Menace of Fake Medicines in India

Menace of Fake Medicines in India

The article talks about the unprecedented growth of the fake drugs industry in India.

Recently, Ranbaxy’s drugs were found to be of sub-standard quality by the US FDA, thereby banning import of 30 its drugs in the US. What does this signify? A pharmaceutical major of India producing sub standard drugs is not a healthy sign. But the real problem lies that if a leading company like Ranbaxy has done so, how can the quality of drugs from the other small and medium sized pharma companies be assured?

Take this as an alarming sign, because if this is the quality what we export to US and other developed countries, with what is the quality of the drugs with which we cure our people. Certainly the root of the problem lies in our own country and the callous nature of regulatory authorities.

But this has not been the only case, where our drugs have to found of sub- standard quality. Incidences like these have occurred before also. Take the incidence when medicine administered to a 4- year old in Nigeria caused his death. It was 4th such case in Nigeria in 5 weeks. On investigation, it was discovered that the drugs were fake, and most of them imported from India and China.

It is getting so vast that it has become a potential industry in itself. The entire Indian pharmaceutical industry is about $ 10 billion and about 10% of it is producing sub-standard drugs. For, the problem of spurious and sub-standard drugs in the country is quite rampant, as is evident from the periodic reports from the media on seizures and confiscation of fake drugs from go downs or large consignments.
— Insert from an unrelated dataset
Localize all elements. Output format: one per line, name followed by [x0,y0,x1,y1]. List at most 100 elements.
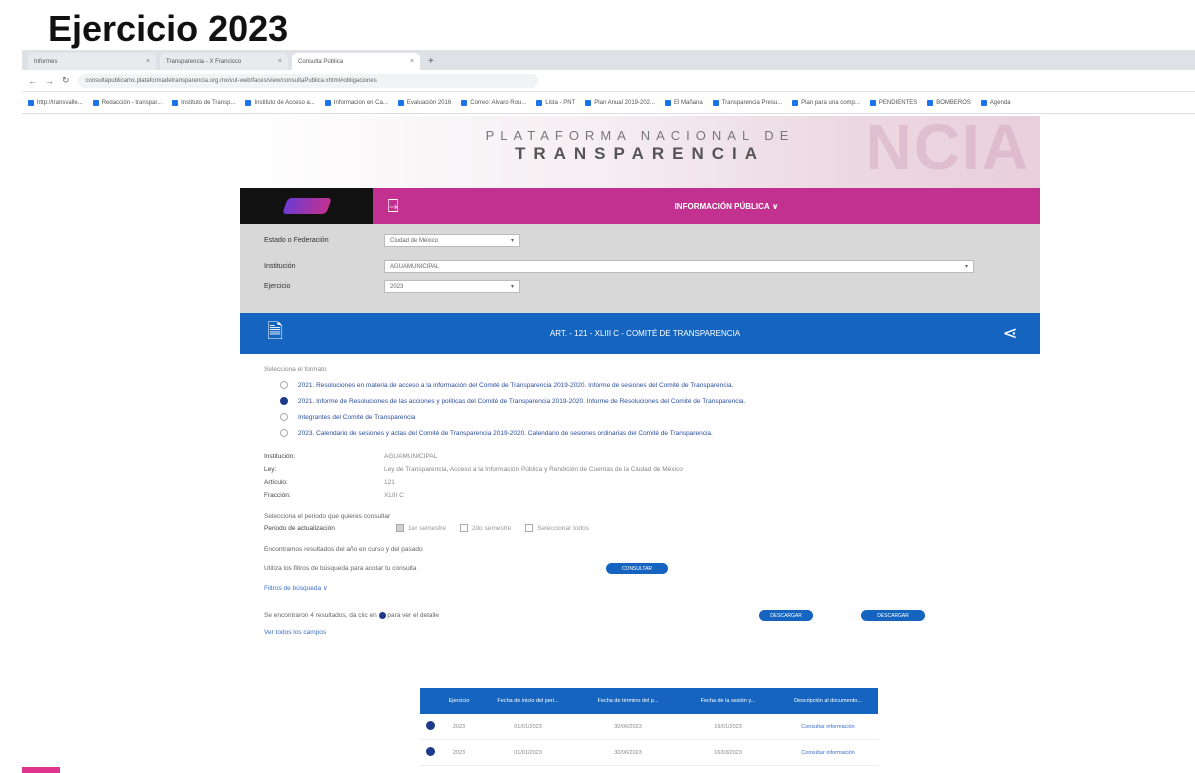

These however, constitute only a small fraction of the real and illegal activity, which is not differentiated from the counterfeit trade in other commercial products.

Monitoring of, and control over the pharmaceuticals ought to be more stringent since it concerns health of the citizens and especially in those cases where even minor lapses can lead to losses of life. But, unfortunately we, in India do not have adequate regulations to check such malpractices. No concrete policies have been designed by any Govt so far and such callous attitude and leniency of the part of Govt only helps to spur such illegal activities.

One of the problems in checking the menace of fake drugs is that the inadequacy of data, ie the number of units producing, the total market size, the location of such units, etc.
It is a regularly engrossing industry, with its influence having a wide spectrum of impact. New Delhi is increasingly becoming a hub for fake drugs in India. According to data revealed by the authorities, such units are growing at an unexpected rate in the NCR. The problem is so intense that the out of every 10 drugs sold in the capital, 4 are fake. Empty capsules are sold at a rock bottom price and can be filled with any desired type of drug.

Various factors contributing to the mushrooming growth of spurious drug industry in India are:

    Lack of enforcement of existing laws.
    Weak penal action.
    High remunerative trade
    Ability of improved printing technology that helps counterfeiting
    Lack of control by exporting/ importing countries.
    Too many wholesale and retail outlets.
    Widespread corruption and conflicting of interests.
    Lethargic regulatory authorities.
    Undervaluation of human life.

    Fake drugs, as sold in India can be of different types. Certainly in this context it is about those which are intentionally, manufactured as a malpractice. These can be:
    Capsules filled with substances such as lactose
    Directly compressed starches in the form of tablets packed in company branded packaging strips.
    Expired drugs packaged in attractive containers.
    Injection vials and ampoules filled with original drug look alike aqueous and oily liquids.
    Liquids orals such as syrups without containing any medicament.

    Due to widespread pharmacy retail stores, even the problem of distribution channels is not encountered. So these manufacturers can sell any drug to any store to any customer at the MRP. They also do not have to worry about the marketing costs of these drugs as they are intentionally labeled as the products of reputed companies, even having the same place of manufacturing.

    So, this is not a sign of worry only for the patients and the physicians, but also for the pharma companies whose products are copied. This will inevitably hamper the goodwill of the company.

    A patient paying for medicine will not be able to procure the right medicine, a physician prescribing a medicine will not be able to treat the patients even with the best of his efforts, and patients will unknowingly consume dummy drugs, Multi- national pharma giants in spite of practicing the best of quality control, quality assurance and hygienic measures, following Good Manufacturing Practices, will see their branded drugs in the market having alarmingly low drug contents and poor therapeutic actions.

    This also prevents the foreign pharma firms to enter into India, on the fear that their products would be duplicated, putting their goodwill at stake. This is one of the major challenges facing the pharmaceutical industry today. If any measure is to be taken to curb this malpractice, it has to be taken by the regulatory authorities so as to save our country from this menace.